A Cloud, a Family House and a River Stone



Com a participação dos artistas:
Gabriele Herzog, Luisa Ramires e Tobias Wenzel.


Por Madalena Pequito,

Numa tarde de quinta-feira, uma amiga minha veio ter comigo à galeria Ainori. Estávamos a falar sobre as nossas pinturas preferidas e ela disse uma coisa que ficou na minha cabeça. Ela disse que "às vezes, uma forma e uma cor podem ser um meio para que uma mensagem seja espalhada, mesmo que não saibamos inicialmente qual é a mensagem". Achei isso tão poético, que interrompi a conversa para escrever num papel esta frase, para que a mensagem não se perdesse. É como se esta mensagem de que ela fala tivesse uma vida própria e pudesse viajar pelos objectos artísticos, pelas pessoas e pelos espaços. É como se as formas e cores carregassem provas de vida, mesmo em coisas inanimadas, como fenómenos naturais ou algo tão pequeno quanto uma pedra de rio.

Eu estava a pensar nesta questão da mensagem a olhar para as pinturas de Gabriele Herzog. Sente-se uma enorme leveza ao observar os traços de cor soltos e espontâneos na tela crua. Consigo imaginar a Gabriele no seu atelier em Berlim, a mover os braços ao som da textura dos pastéis de óleo a desfazerem-se de forma pouco regular sobre superfície da tela. Quase consigo ouvir os sons que esses movimentos criam. As cores misturam-se e sobrepõem-se, criando composições tão harmoniosas quanto fenómenos naturais. Não sabemos exatamente onde estas imagens nos levam, e é melhor que assim seja, para aprendermos a apreciar a beleza do incerto e do indefinido. Há um equilíbrio nas imagens que vemos. “Lentamente, as várias artes tornam-se capazes de transmitir o que lhes é próprio, e através dos meios que cada uma delas exclusivamente possui.” (Kandinsky, W., 1987. Do espiritual na arte. 6a ed. Lisboa: Publicações Dom Quixote, p.49.) De facto, quando observadas, as cores e formas das pinturas de Gabriele carregam uma mensagem que pode viajar pela matéria e pelo negativo, intencionalmente ou não.

Assim como nas pinturas de Gabriele, os objetos de Tobias Wenzel também brincam com o positivo e o negativo.
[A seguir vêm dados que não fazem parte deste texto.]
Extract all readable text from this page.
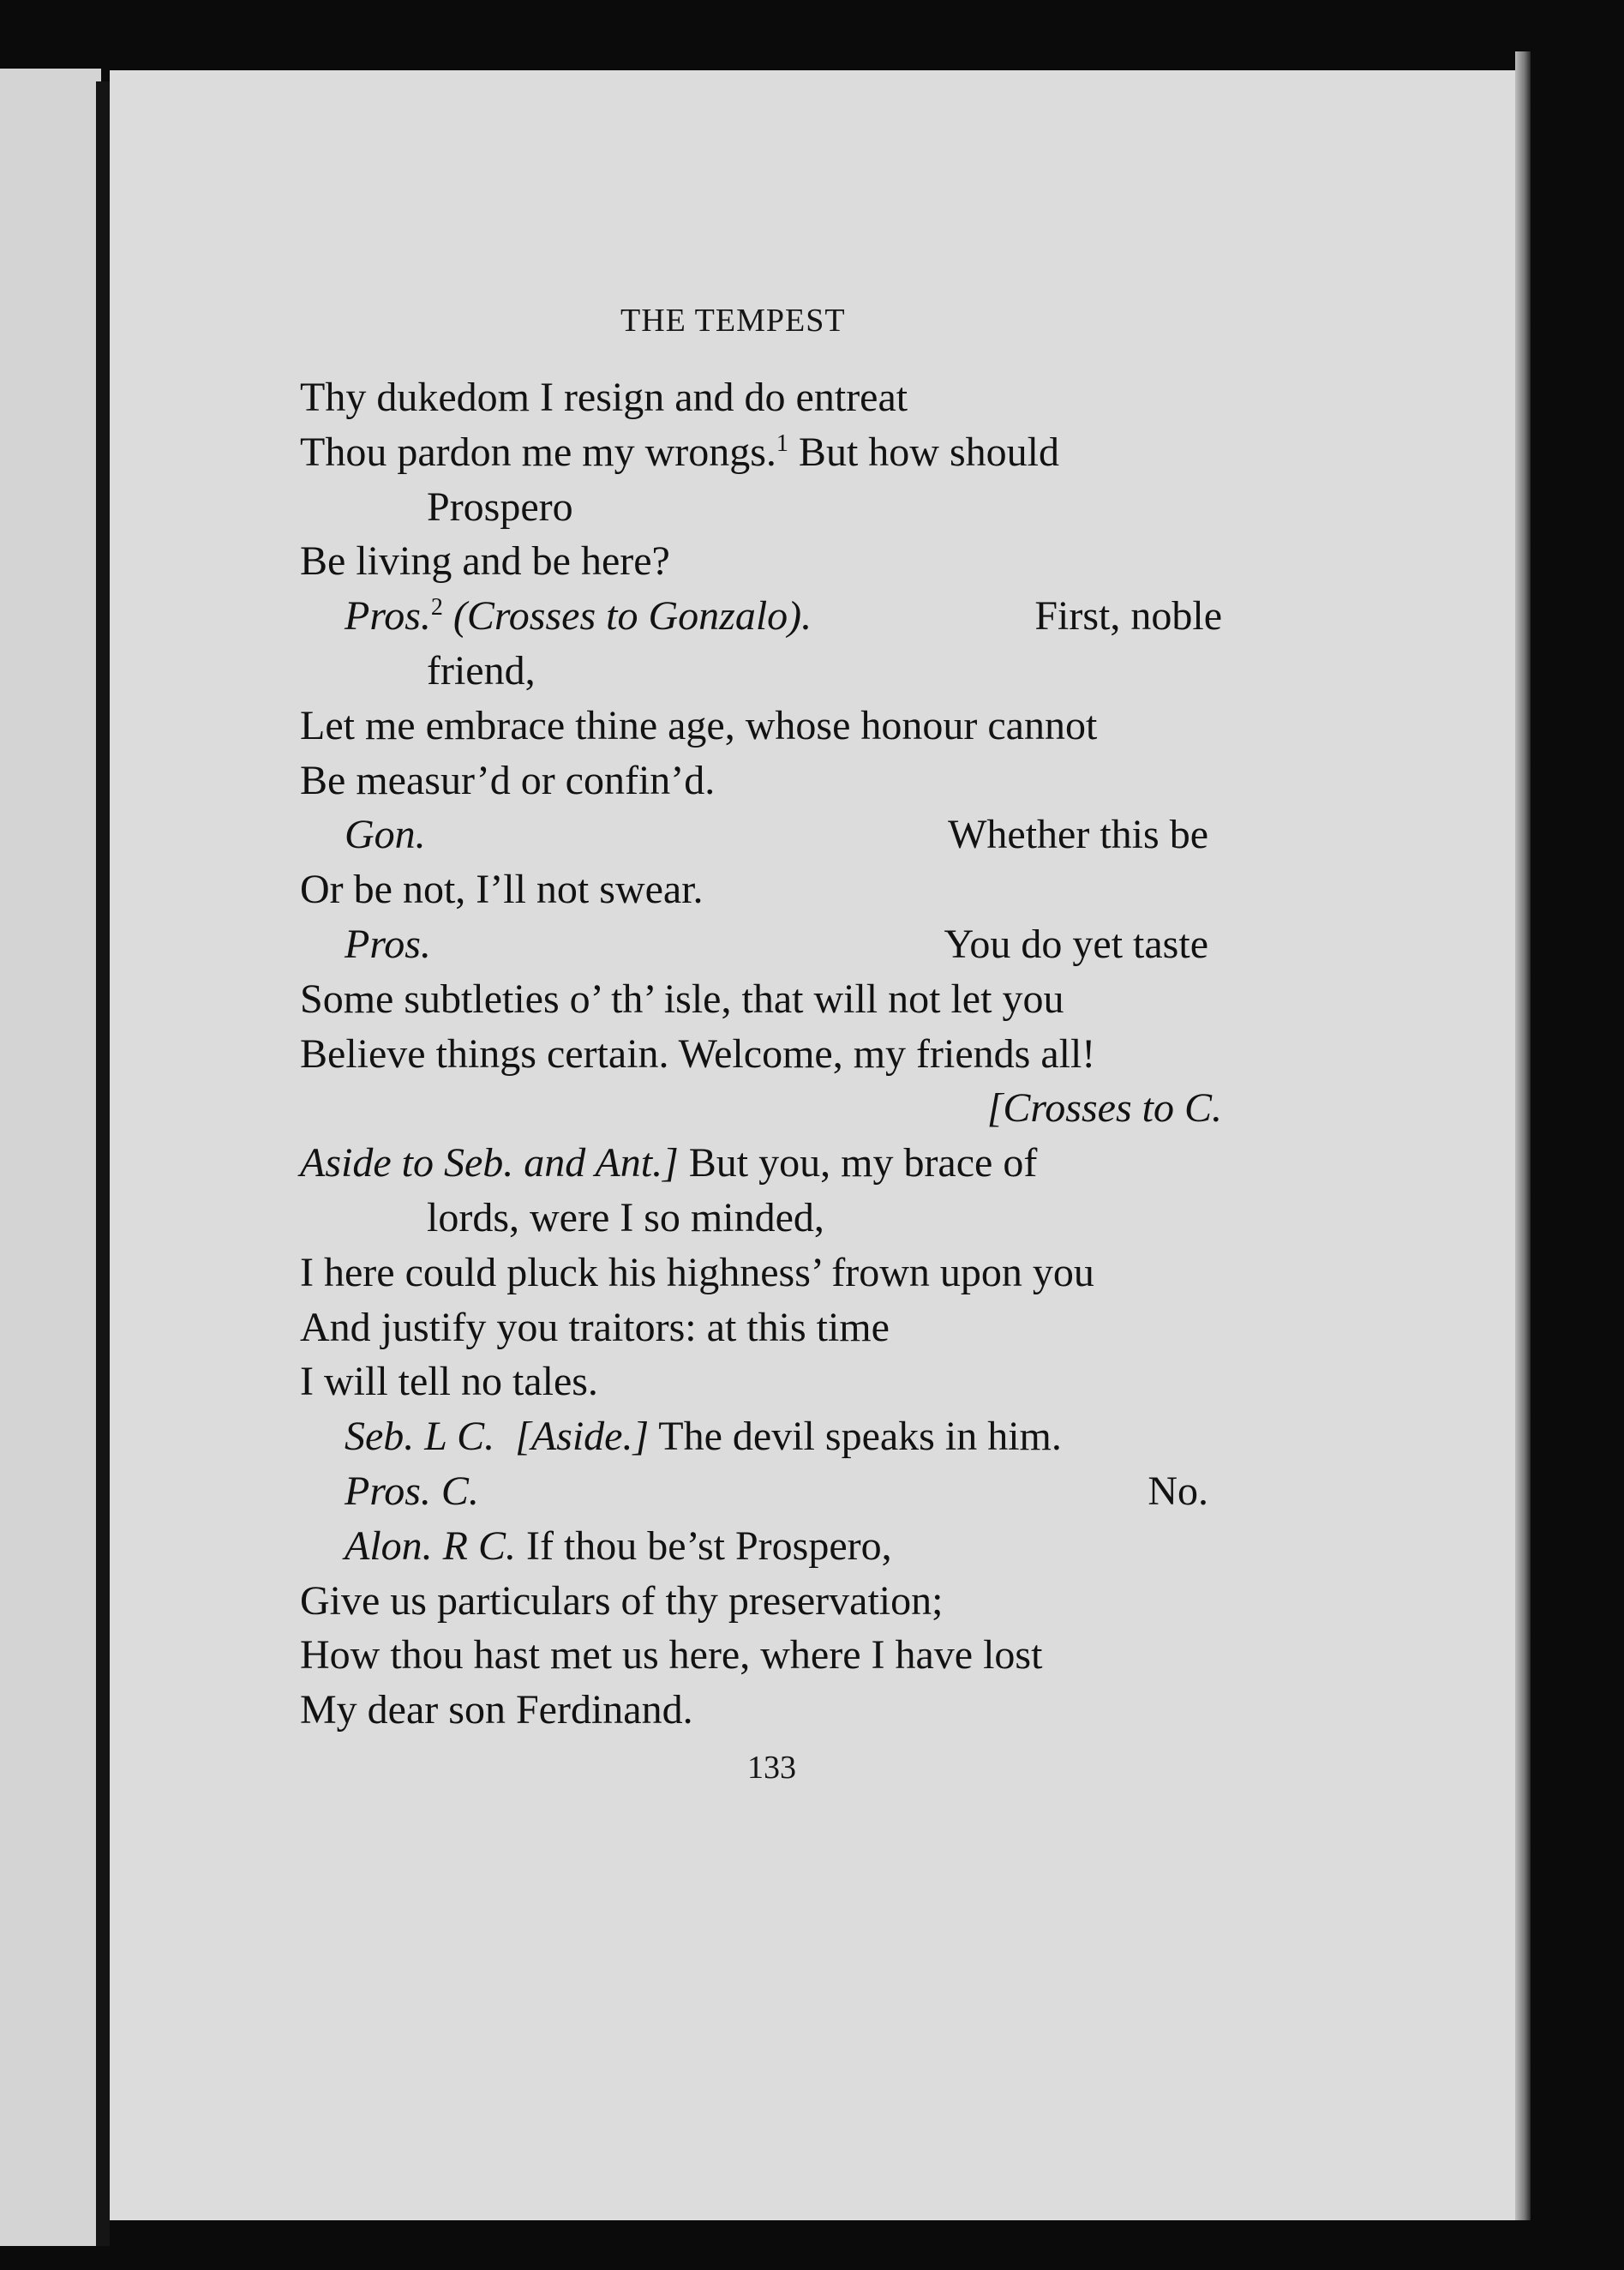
THE TEMPEST
Thy dukedom I resign and do entreat
Thou pardon me my wrongs.$^1$ But how should
Prospero
Be living and be here?
Pros.$^2$ (Crosses to Gonzalo).	First, noble
friend,
Let me embrace thine age, whose honour cannot
Be measur’d or confin’d.
Gon.	Whether this be
Or be not, I’ll not swear.
Pros.	You do yet taste
Some subtleties o’ th’ isle, that will not let you
Believe things certain. Welcome, my friends all!
[Crosses to C.
Aside to Seb. and Ant.] But you, my brace of
lords, were I so minded,
I here could pluck his highness’ frown upon you
And justify you traitors: at this time
I will tell no tales.
Seb. L C. [Aside.] The devil speaks in him.
Pros. C.	No.
Alon. R C. If thou be’st Prospero,
Give us particulars of thy preservation;
How thou hast met us here, where I have lost
My dear son Ferdinand.
133
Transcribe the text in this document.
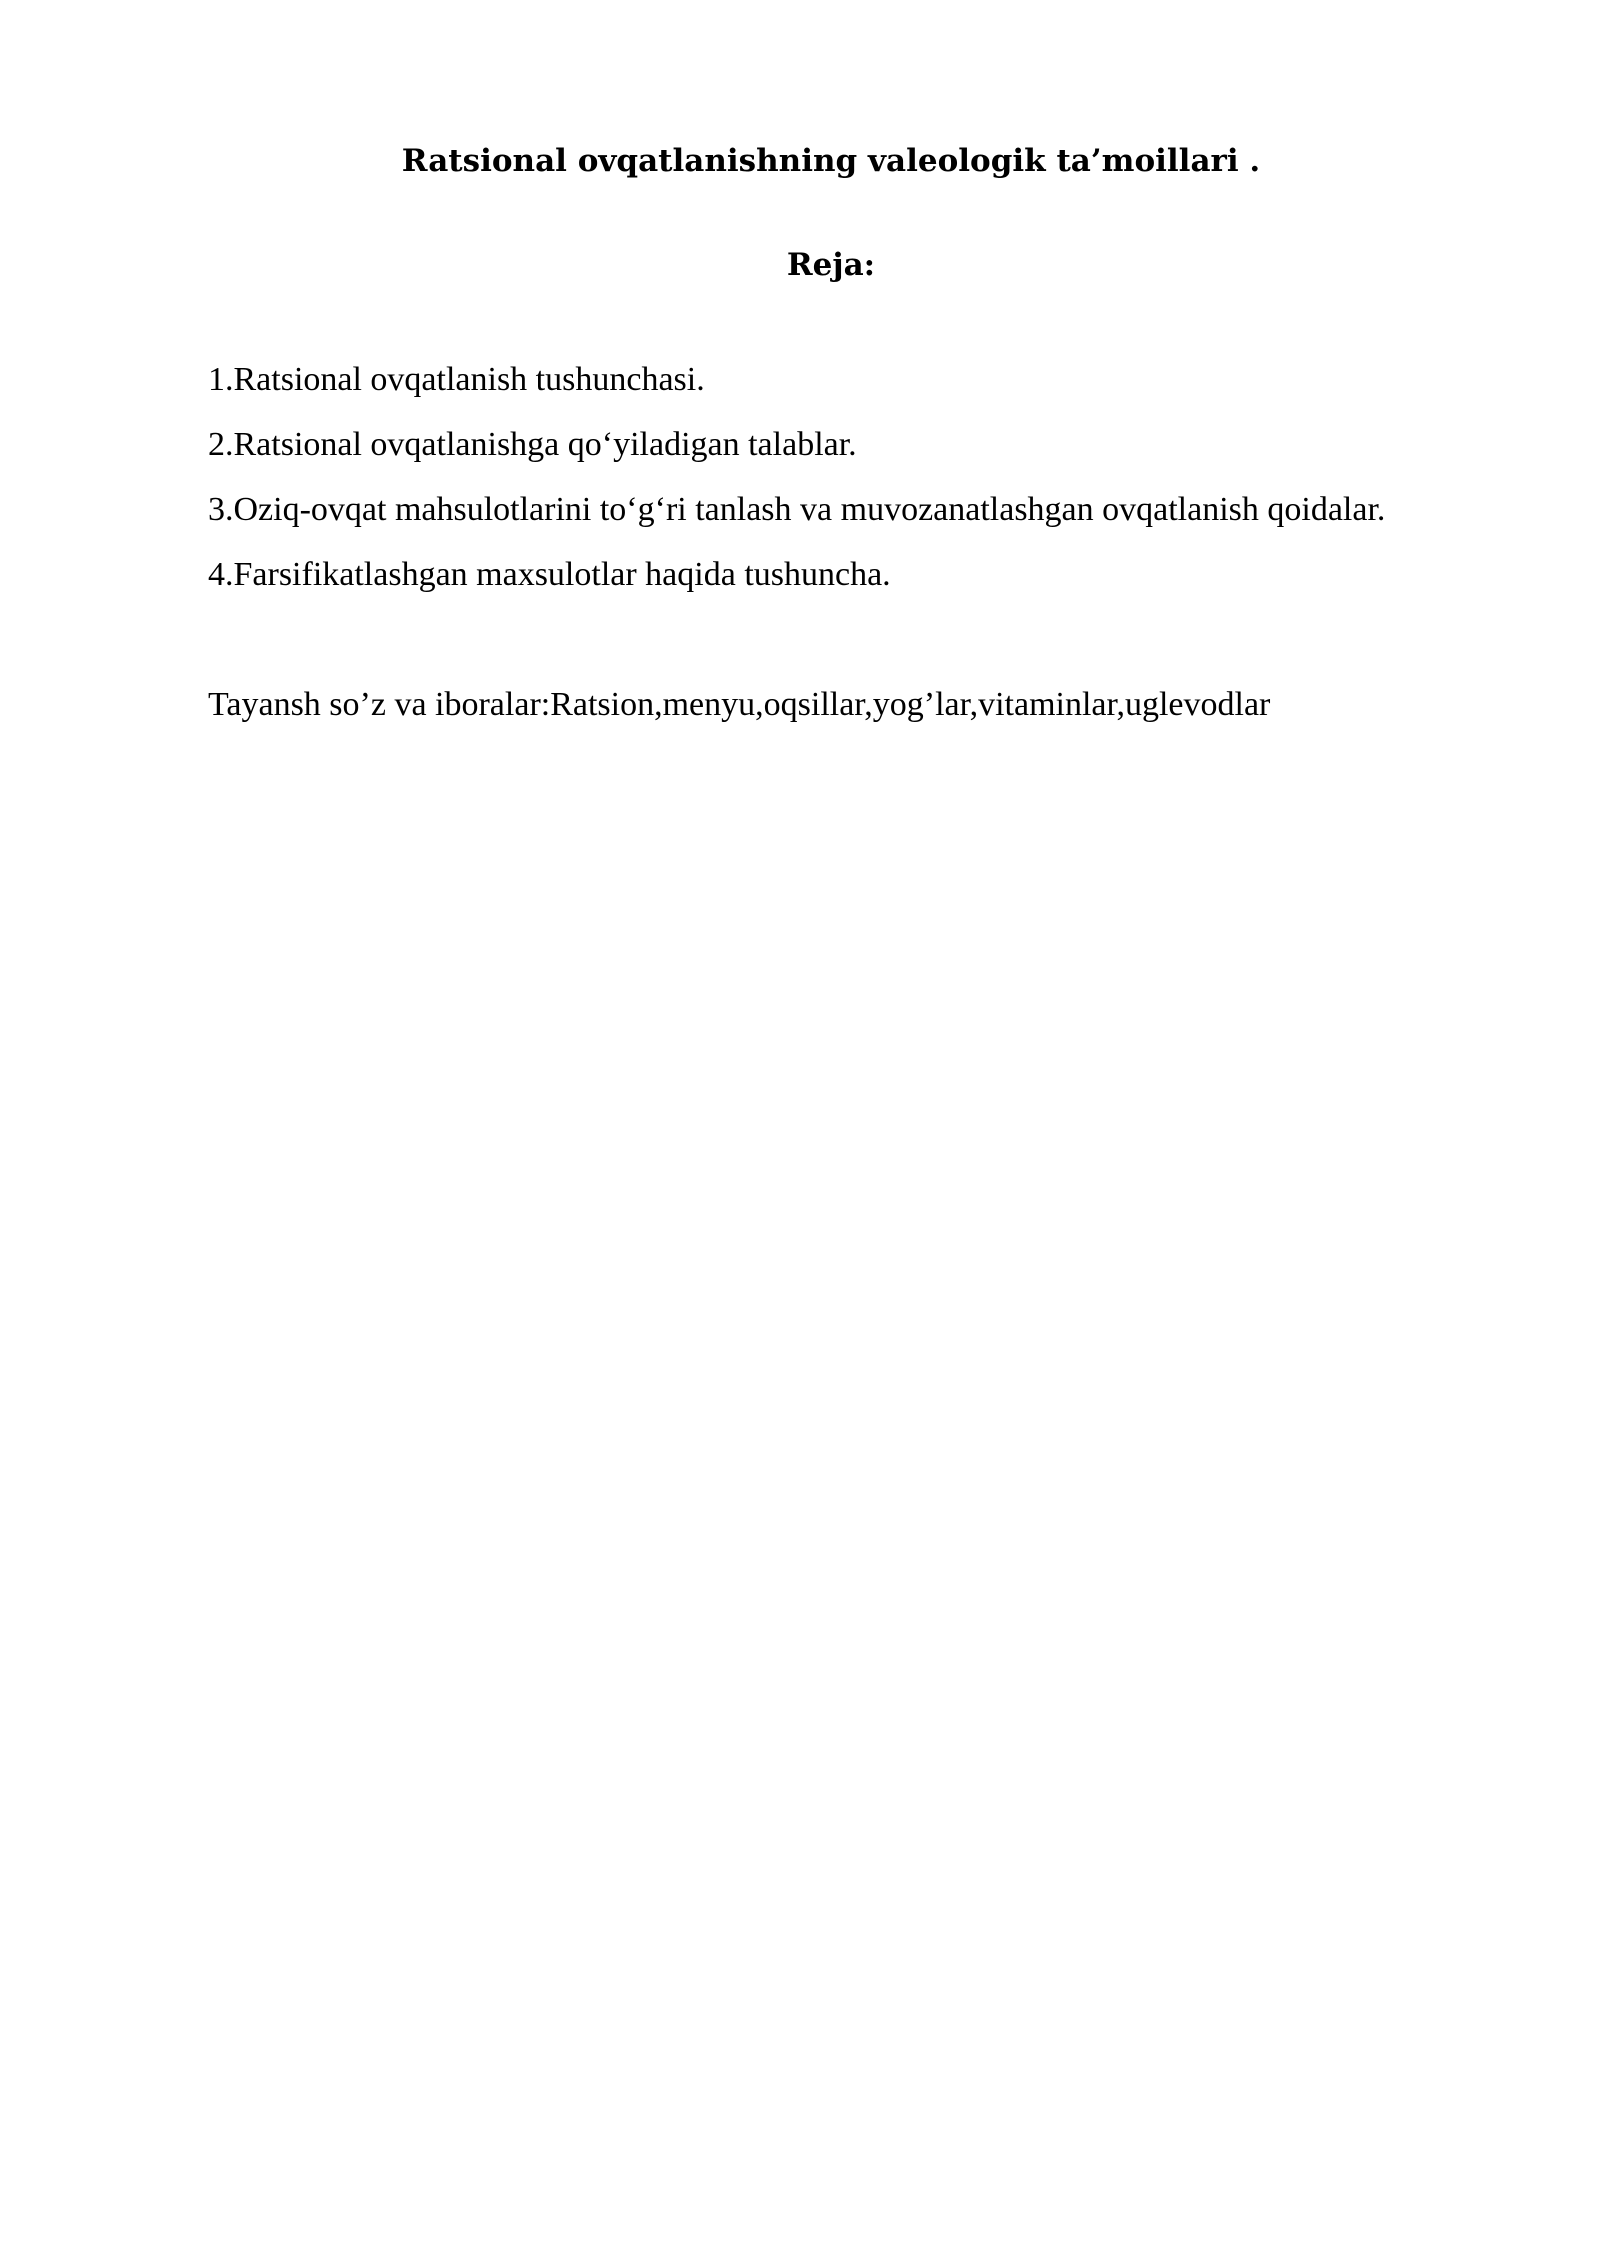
Ratsional ovqatlanishning valeologik ta’moillari .
Reja:

1.Ratsional ovqatlanish tushunchasi.

2.Ratsional ovqatlanishga qo‘yiladigan talablar.

3.Oziq-ovqat mahsulotlarini to‘g‘ri tanlash va muvozanatlashgan ovqatlanish qoidalar.

4.Farsifikatlashgan maxsulotlar haqida tushuncha.

Tayansh so’z va iboralar:Ratsion,menyu,oqsillar,yog’lar,vitaminlar,uglevodlar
Gotas de cor adicionam a um pedaço de papel branco formas que nos são familiares, mesmo que não consigamos identificá-las ou dar-lhes um nome. Por outro lado, um pedaço de Isopor* é cortado e subtraído até atingir uma nova forma. Essa mesma forma parece habitável e contém em si inúmeras interpretações. É como observar uma casa do lado de fora, sabendo que muitas vidas ocupam aquele espaço vazio, mas nunca sabendo ou mesmo tentando descobrir as histórias dessas vidas. Se os objetos de Tobias fossem uma casa, a sua forma seria sempre diferente. Enquanto observava estes objectos perdi-me neste jogo entre o negativo e o positivo, o objecto e o espaço que o rodeia, a cor e a sua ausência. Comecei a imaginar os possíveis significados, mensagens e histórias que poderiam viver dentro desses objetos sólidos e compactos. Há esta necessidade humana de atribuir um significado a cada forma que observamos, talvez para justificar a sua existência, como se a nossa existência precisasse de justificação. Será que precisa? Afinal, a novidade e a plenitude dessas formas conferem-lhes identidade suficiente para viverem sem justificação.

A novidade e a plenitude dessas formas são exatamente o que move Luisa Ramires quando passeia na rua. Num ambiente urbano ou rural, a Luisa está sempre atenta a cada pequeno detalhe e objeto da paisagem. Esses objetos lembram-nos de que vivemos neste planeta. Num passeio, à beira do rio, a artista encontrou uma pedra. Numa das faces foram esculpidos triângulos equidistantes. Lá estava, fora de contexto, uma pedra que tinha gravado em si um pedaço de uma história desconhecida - uma mensagem. Mais tarde, em seu atelier, Luisa desafia os limites entre a figuração e a abstração, entre o mundo digital e o natural. Usa a serigrafia para criar a repetição da mesma imagem, mas com todas as falhas e limites da natureza humana. Camada por camada, glitch por glitch, a artista chega a uma imagem tão humana que é irrepetível. Ao falar sobre seus trabalhos, a Luisa disse-me “clouds are heavier than rocks/ as nuvens são mais pesadas que as rochas”. Eu acreditei, porque através da sua prática artística, a artista re-imagina e recria os elementos e eles tornam-se leves, equilibrados e harmoniosos no espaço.

Ao pensar nas obras de Gabriele, Tobias e Luisa, volto àquela tarde na galeria e percebo que, mesmo que permaneça indefinida, a mensagem passou.